Historically, presidential hobbies have been viewed as a window into the enigma occupying the White House. If he’s a bowler, as were LBJ and Nixon, there must be a down-to-earth Archie Bunker buried somewhere inside him, the reasoning goes. If, like Barack Obama, he likes to stir up a street game of pick-up hoops he’s assuredly “with it” and youthfully hip. If he loves baseball as much as former Texas Rangers owner George W. Bush he must be as patriotic as ballpark franks and first pitches.

It’s clear from context that the media shaming Trump for his love of a “good walk spoiled” harbor a special hatred for golf. In its latest screed against the sport Salon pulls no punches, calling those who play “greedheads and their wannabees” and a “staple of pale male humor.” It’s an unforgivable waste of space and water, they claim, and a pastime whose “most important function in American culture” is as  “lubricant for business.” Their rant paints golfers as entitled liars and cheats engaging in white male-only environmentally dubious conspicuous consumption.

Either the magazine’s editors think it’s still 1955 and it’s Ike, rather than Trump, who just dialed up a seventeen-day links vacation, or the “research” for their screed consisted of watching the movie Caddyshack on continuous replay.

To highlight their hypocrisy it’s useful to choose a sport—say, cycling—that the members of the media likely engage in themselves, and appear to admire for its esprit de corps. If instead of teeing off the president had instead poured himself into his sexiest cycling jersey and sprinted off in the presidential peleton would he be engaging in a sport more demographically diverse? Hardly. According to the 2011 American Bicyclist Study only 5.1% of U.S. bike riders in 2010 were African American and just 6.4 were Hispanic. Even the progressive Community Cycling Center study found that the costs of purchasing an ordinary recreation bicycle were cited as a “major obstacle to cycling by 60% of participants in focus groups of African, African American and Hispanic.” By contrast the National Golf Foundation reported 20% minority participation in its 2015 report.

And what about golf’s bad rep as a male-only boy’s club?

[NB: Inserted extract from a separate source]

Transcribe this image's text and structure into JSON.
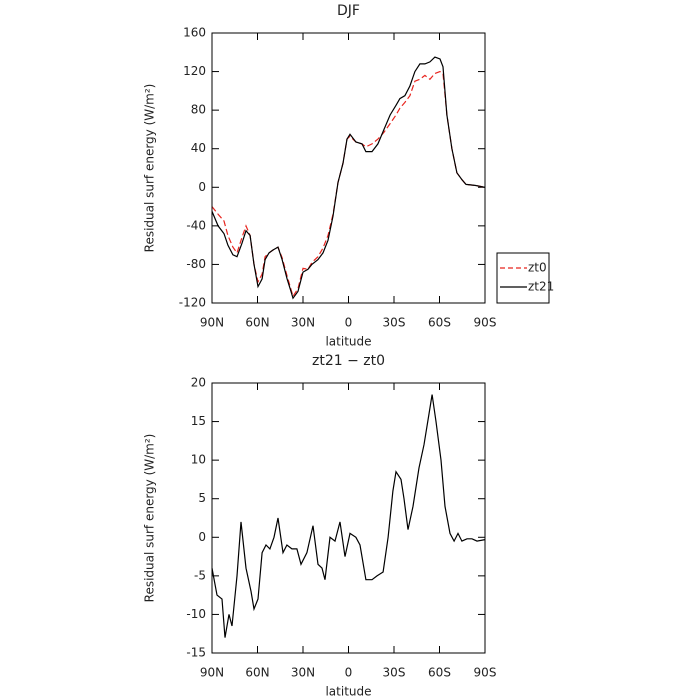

According to U.S. Cycling 87% of U.S. competitive cyclists are male while only 12% are female (compared to 20% female participation in golf). As it turns out cycling is every bit as much income-correlated, or more, than golf. According to a government study of 10,000 Americans commissioned by the National Highway Traffic Safety Administration access to bikes is strongly correlated with household income. Just 29% of those with household incomes less than $15,000 had regular access to a bicycle compared to 65% with incomes $75,000 or more.

If the pundit class’ chief complaint is the golfer-in-chief taking a 17-day working holiday in an age when even new employees at companies like Amgen and Ikea start with three weeks paid vacation, I’m willing to listen. But if it’s “this president” indulging in “that sport” that so burns their collective britches, they might need to chill-out long enough to leave their 1950s classist, racist, sexist, and ageist misconceptions about the sport behind.